Frank Reininghaus: Ein Beispiel aus dem letzten Jahr war eine Stabsübung „Schiffskollision vor List auf Sylt"; nur einen Monat später ereignete sich die Havarie der Costa Concordia, die in vielen Aspekten unserer Übung ähnelte. Ein weiteres aktuelles und herausforderndes Beispiel sind Offshore-Windenergie-Anlagen. Wenn so eine Anlage brennt, dauert es unter Umständen recht lange, bis eine Feuerlöscheinrichtung vor Ort ist. Das Beste ist in der Regel das kontrollierte Abbrennen lassen, denn ein umstürzender Mast ist hier - anders als an Land - unproblematisch. Meine Studenten konfrontiere ich u.a. mit Szenarien, in denen bei einer Sturmflut dort draußen etwa ein Versorgungshubschrauber abstürzt, es Verletzte gibt, der Funkkontakt ausgefallen ist, etc. Was tut man, wenn ein „Black Ship" (Schiff mit Komplettausfall der Elektrik) wegen ausgefallener Maschinen dem Windpark entgegendriftet? Was, wenn das Schiff Gefahrgut geladen hat? Oder wenn Terroristen einen Gastanker absichtlich in den Windpark steuern?
Das hört sich unerfreulich an...
Frank Reininghaus: Man muss aber darauf vorbereitet sein. In unserem Studiengang doziert auch ein Kriminalpsychologe, der den Studenten erklärt, wie man versuchen kann, Täter von ihrem Vorhaben abzubringen.

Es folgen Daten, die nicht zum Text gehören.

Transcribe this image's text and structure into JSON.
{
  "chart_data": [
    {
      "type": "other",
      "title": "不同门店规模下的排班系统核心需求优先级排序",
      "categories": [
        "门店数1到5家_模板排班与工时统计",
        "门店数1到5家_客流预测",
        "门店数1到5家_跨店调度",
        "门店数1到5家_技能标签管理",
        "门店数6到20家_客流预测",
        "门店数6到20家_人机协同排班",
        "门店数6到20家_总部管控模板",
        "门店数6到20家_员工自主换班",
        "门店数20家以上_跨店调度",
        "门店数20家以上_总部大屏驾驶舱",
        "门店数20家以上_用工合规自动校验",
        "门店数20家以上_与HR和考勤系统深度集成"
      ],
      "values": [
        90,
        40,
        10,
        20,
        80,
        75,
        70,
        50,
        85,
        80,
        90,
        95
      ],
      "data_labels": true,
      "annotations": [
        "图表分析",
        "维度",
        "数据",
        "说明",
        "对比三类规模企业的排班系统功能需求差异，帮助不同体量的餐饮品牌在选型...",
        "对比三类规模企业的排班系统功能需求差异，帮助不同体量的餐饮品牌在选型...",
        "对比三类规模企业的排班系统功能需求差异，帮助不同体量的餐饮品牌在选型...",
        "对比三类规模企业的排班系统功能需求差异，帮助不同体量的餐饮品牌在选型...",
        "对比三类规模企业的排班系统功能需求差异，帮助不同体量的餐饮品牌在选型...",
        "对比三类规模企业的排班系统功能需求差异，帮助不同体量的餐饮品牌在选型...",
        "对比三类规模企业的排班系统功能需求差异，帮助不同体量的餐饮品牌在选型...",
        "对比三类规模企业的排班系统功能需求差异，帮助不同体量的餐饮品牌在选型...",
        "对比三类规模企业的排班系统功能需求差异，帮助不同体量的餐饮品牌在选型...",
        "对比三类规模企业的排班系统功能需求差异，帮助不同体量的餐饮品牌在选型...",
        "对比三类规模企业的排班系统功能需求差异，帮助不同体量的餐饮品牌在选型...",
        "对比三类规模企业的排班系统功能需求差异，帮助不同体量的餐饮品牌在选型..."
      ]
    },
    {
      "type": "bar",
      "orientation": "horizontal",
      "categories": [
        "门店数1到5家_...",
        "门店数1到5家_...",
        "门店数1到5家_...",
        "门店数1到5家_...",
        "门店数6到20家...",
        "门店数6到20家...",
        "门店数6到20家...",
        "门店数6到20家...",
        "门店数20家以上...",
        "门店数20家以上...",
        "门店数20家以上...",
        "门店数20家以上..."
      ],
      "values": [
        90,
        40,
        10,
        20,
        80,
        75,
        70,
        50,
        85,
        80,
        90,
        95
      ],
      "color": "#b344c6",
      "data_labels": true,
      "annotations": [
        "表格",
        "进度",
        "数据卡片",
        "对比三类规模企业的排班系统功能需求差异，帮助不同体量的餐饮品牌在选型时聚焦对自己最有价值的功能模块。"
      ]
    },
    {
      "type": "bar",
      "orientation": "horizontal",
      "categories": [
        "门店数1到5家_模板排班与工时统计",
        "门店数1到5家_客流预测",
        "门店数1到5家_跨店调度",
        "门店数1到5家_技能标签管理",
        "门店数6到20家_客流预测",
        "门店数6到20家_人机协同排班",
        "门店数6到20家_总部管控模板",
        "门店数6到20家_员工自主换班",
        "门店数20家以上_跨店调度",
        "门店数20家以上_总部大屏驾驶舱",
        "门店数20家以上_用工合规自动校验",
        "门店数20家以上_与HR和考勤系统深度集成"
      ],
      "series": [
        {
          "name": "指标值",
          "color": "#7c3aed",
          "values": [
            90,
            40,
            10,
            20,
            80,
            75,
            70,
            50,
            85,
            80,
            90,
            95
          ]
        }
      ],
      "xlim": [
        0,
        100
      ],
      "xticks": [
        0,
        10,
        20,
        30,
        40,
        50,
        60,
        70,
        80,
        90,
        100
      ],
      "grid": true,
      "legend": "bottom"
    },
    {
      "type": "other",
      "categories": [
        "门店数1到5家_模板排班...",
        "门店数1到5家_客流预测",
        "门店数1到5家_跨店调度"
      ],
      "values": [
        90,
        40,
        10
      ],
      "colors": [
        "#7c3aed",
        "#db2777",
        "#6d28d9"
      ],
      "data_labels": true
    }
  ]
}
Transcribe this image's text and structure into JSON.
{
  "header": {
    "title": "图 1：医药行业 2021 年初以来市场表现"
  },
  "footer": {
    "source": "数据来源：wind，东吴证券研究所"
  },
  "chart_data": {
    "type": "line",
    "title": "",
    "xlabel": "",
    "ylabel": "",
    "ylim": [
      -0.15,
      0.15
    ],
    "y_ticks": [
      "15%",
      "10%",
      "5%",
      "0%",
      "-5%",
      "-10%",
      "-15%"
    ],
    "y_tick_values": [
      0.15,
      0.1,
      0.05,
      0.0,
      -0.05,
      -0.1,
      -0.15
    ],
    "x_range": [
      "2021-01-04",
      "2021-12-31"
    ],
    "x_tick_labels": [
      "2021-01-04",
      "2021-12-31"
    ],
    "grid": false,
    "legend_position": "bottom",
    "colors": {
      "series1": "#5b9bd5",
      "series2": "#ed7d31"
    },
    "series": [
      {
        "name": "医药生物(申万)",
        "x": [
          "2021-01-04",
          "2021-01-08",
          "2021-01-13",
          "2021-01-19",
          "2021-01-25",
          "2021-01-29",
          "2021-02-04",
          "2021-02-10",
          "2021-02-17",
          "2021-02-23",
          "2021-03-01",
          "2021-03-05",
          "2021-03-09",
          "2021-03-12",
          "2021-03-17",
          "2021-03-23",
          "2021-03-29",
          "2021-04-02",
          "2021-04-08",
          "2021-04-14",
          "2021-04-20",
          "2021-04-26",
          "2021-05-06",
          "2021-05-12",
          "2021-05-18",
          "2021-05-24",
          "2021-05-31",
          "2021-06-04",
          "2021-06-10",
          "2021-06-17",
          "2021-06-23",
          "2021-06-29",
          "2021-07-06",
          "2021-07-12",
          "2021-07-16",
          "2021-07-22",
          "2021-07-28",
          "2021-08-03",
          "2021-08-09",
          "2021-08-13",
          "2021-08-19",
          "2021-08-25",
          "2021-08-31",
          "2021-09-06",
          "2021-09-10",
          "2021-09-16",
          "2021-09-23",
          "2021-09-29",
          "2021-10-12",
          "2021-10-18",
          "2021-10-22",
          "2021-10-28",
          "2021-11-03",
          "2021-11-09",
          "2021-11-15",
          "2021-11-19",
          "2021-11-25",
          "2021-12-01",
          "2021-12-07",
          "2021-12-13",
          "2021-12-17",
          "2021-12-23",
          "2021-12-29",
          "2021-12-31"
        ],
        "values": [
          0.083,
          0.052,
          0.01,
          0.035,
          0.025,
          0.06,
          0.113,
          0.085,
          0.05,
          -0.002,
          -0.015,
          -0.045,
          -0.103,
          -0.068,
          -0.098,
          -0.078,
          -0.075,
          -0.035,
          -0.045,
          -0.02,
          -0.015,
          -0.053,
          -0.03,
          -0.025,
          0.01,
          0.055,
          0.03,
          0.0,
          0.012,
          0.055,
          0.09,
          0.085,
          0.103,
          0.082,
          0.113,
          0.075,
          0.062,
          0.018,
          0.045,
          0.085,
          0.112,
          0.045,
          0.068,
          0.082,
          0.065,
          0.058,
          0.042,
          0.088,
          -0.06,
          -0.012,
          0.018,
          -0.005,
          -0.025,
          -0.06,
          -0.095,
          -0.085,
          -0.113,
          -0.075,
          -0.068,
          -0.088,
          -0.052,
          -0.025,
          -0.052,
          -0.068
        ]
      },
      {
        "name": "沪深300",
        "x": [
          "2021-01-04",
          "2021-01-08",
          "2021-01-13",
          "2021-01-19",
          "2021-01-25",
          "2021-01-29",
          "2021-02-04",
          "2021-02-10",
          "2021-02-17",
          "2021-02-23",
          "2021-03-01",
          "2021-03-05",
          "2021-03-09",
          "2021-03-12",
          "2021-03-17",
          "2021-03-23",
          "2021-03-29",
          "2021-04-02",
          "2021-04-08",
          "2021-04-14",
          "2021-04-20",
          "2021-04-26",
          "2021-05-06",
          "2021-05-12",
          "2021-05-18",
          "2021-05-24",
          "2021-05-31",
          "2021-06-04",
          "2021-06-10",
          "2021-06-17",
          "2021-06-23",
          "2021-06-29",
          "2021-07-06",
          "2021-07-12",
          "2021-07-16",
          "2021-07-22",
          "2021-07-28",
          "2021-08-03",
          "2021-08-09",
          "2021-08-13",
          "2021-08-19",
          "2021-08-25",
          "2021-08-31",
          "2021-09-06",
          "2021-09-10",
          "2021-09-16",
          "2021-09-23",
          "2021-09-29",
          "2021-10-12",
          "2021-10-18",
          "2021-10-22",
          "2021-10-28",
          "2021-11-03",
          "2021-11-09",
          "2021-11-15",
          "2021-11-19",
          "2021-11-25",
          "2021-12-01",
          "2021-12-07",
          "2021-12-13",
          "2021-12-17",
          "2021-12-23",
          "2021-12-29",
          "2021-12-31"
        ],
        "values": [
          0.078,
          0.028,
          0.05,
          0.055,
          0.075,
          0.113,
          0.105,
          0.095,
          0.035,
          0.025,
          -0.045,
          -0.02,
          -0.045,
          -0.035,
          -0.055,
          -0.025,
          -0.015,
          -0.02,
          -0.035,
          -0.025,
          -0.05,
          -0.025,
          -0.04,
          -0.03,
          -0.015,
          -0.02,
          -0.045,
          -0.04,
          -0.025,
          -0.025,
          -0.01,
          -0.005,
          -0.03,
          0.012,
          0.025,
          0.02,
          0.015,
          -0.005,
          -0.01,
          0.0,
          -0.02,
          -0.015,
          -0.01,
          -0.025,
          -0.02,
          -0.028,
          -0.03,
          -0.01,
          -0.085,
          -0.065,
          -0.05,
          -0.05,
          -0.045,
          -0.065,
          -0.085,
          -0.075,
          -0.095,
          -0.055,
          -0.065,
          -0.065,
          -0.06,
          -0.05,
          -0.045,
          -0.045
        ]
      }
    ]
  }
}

Wer studiert eigentlich bei Ihnen?
Frank Reininghaus: Es handelt sich um einen Masterstudiengang - man muss also bereits einen Bachelor- oder einen vergleichbaren Abschluss mitbringen. Unsere Studenten kommen von Studiengängen wie Transportwesen und Logistik (Hochschule Bremerhaven), Risk- and Security-Management (Hochschule für Öffentliche Verwaltung Bremen), Rescue Engineering Management (Hamburg) oder Security and Safety Engineering (Furtwangen). Auch Absolventen des Studiengangs Sicherheitsmanagement der Hochschule für Wirtschaft und Recht in Berlin haben wir als Master-Studenten, ebenso wie BWL-, VWL- und Psychologie-Absolventen.
Herr Reininghaus, herzlichen Dank für das Gespräch.